The second time I had to abandon the lawnmower and head to the filling station to lug a gas can home I decided it was time to make the purchase. It had been brewing for a while and after I read that running a lawnmower for an hour emits as much greenhouse gas as driving a car 100 miles I could think of nothing else while pushing that noisy beast around our yard. I was going to give a reel mower (a human-powered lawn mower) a chance.
I started my research on Amazon.com because I do find the reviews very helpful. The Scott's Classic Reel Mower had around 650 reviews with an average of four stars. After reading a few good reviews I went to the bad, and found that the complaints were mostly about a plastic gear that broke for some folks, but they were a comparatively small group compared with those who raved about the mower. The $119.99 to ease my conscience was worth the risk of a plastic gear.

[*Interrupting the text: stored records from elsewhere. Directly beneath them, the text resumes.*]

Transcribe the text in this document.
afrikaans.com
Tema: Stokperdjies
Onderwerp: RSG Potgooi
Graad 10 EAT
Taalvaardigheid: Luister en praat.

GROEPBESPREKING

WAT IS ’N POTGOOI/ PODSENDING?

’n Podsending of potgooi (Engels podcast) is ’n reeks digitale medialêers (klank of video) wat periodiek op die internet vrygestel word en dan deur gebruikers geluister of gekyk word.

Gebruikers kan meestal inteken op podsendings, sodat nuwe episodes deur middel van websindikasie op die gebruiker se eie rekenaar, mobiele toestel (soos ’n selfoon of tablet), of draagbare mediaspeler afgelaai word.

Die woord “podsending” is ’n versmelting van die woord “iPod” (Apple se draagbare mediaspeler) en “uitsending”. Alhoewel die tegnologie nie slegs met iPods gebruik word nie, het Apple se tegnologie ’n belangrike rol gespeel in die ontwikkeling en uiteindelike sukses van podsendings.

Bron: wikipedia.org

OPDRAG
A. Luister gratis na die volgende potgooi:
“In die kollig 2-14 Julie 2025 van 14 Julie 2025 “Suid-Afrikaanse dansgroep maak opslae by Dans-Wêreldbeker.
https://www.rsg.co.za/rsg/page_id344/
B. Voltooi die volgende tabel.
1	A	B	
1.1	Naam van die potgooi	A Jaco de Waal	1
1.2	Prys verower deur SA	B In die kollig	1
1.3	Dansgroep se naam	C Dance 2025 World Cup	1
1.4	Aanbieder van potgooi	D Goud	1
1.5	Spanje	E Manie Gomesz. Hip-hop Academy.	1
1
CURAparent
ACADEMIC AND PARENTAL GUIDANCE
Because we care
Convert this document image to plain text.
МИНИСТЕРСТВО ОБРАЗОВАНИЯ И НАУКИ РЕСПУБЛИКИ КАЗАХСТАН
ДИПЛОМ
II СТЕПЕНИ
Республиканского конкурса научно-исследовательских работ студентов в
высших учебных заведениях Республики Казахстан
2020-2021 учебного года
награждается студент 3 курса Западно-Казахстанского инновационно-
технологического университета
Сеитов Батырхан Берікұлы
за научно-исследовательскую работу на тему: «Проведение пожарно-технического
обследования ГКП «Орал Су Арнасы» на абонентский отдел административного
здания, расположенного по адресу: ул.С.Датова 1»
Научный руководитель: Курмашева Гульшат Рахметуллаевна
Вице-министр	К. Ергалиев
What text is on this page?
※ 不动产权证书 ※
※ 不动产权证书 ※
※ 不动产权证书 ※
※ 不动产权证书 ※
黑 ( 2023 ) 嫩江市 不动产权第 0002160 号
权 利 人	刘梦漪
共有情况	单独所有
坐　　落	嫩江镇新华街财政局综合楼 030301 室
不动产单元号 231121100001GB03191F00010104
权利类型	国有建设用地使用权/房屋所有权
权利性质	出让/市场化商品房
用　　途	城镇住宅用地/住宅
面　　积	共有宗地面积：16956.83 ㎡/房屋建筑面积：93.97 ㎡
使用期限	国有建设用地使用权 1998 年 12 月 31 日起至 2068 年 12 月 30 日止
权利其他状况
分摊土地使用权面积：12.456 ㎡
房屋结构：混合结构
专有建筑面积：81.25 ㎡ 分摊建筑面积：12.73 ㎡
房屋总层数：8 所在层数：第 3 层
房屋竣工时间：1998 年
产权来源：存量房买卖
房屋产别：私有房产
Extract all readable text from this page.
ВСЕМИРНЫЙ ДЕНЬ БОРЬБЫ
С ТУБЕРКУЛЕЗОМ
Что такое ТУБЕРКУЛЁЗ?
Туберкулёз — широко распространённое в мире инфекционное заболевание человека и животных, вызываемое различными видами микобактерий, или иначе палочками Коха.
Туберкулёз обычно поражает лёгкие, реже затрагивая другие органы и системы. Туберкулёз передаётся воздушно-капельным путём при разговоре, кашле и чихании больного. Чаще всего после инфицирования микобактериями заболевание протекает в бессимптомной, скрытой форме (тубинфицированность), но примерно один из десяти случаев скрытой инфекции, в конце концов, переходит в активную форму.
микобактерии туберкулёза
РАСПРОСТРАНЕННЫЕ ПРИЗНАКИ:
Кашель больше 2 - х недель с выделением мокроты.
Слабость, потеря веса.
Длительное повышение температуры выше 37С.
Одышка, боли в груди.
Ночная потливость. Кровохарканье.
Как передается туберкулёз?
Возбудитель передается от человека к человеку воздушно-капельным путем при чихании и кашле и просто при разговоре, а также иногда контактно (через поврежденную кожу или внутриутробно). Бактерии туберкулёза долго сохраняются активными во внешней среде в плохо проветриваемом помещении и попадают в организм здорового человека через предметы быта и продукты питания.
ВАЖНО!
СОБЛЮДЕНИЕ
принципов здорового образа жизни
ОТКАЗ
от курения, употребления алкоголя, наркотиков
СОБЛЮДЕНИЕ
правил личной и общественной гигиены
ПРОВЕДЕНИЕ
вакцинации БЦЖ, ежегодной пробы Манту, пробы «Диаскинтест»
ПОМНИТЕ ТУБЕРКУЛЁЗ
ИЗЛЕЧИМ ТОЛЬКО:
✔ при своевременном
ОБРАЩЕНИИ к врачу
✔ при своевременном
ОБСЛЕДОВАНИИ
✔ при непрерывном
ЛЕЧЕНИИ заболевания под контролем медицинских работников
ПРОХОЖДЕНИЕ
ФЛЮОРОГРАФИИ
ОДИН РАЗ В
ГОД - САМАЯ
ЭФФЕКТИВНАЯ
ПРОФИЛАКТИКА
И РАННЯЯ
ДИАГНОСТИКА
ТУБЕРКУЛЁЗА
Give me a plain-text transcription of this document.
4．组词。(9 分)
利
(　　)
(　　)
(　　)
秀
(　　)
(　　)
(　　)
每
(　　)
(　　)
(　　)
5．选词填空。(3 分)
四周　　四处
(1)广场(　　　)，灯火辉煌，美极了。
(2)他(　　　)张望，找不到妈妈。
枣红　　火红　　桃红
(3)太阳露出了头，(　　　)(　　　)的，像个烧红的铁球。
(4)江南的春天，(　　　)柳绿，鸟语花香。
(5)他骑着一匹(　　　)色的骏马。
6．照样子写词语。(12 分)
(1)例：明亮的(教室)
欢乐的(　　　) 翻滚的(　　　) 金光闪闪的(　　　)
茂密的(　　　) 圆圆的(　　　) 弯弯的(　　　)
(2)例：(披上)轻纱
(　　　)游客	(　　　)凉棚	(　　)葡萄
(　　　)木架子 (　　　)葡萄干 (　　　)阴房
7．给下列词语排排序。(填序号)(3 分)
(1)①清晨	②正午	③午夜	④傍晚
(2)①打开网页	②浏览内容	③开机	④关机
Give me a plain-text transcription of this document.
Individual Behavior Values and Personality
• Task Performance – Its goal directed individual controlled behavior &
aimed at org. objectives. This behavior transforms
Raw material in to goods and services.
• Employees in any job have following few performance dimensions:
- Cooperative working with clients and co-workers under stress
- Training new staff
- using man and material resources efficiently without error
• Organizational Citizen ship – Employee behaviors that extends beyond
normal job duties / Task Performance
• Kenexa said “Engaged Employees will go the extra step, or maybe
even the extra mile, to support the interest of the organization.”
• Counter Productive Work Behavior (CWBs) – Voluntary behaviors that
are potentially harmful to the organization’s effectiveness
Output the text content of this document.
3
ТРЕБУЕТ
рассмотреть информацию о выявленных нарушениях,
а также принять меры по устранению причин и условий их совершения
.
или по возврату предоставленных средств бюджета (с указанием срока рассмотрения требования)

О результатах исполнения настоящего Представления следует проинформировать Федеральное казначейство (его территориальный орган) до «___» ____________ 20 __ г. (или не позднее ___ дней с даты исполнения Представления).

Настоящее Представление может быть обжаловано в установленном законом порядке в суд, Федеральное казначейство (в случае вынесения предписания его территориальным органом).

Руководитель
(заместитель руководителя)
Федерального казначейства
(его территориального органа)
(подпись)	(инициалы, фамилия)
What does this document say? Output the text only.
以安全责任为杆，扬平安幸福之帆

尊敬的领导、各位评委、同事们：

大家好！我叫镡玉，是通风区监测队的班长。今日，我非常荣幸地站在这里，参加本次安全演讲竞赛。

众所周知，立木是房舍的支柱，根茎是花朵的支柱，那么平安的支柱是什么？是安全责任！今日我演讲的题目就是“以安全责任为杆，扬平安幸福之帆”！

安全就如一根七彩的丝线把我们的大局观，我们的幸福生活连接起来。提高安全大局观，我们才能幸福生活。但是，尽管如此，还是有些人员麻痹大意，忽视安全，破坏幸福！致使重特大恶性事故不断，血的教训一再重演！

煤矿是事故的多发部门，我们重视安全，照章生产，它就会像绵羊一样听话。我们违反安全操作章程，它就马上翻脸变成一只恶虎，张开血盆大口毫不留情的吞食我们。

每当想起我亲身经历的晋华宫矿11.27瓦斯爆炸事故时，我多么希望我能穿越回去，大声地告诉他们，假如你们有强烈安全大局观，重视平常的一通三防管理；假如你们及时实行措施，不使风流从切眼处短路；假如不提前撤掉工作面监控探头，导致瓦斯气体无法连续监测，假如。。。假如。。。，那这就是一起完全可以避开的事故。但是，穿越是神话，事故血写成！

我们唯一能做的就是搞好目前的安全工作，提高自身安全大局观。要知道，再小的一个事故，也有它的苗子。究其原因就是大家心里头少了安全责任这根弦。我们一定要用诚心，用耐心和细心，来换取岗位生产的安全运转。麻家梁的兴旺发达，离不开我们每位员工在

So like a kid on Christmas I busted the thing out of the box and a quick assembly later I was pushing the reel mower through the lawn and...uh...the blades were spinning but the grass wasn't getting any shorter.
Thirty Google minutes later I discovered that there is some adjusting that needs to be done, so armed with a flat-head screwdriver I tweaked four screws that align a fixed edge with the spinning blade that allows the grass to be cut with a scissor motion. Bingo, it cut beautifully and easily.
In fact, it may have been my best experience cutting a lawn ever. For starters, I could hear my iPod (though the neighbors probably weren't too happy to actually hear my singing) and at 26 pounds it is easier to push and maneuver than my gas-powered mower. It took the same amount of time and I didn't need to stop halfway through to refill the tank.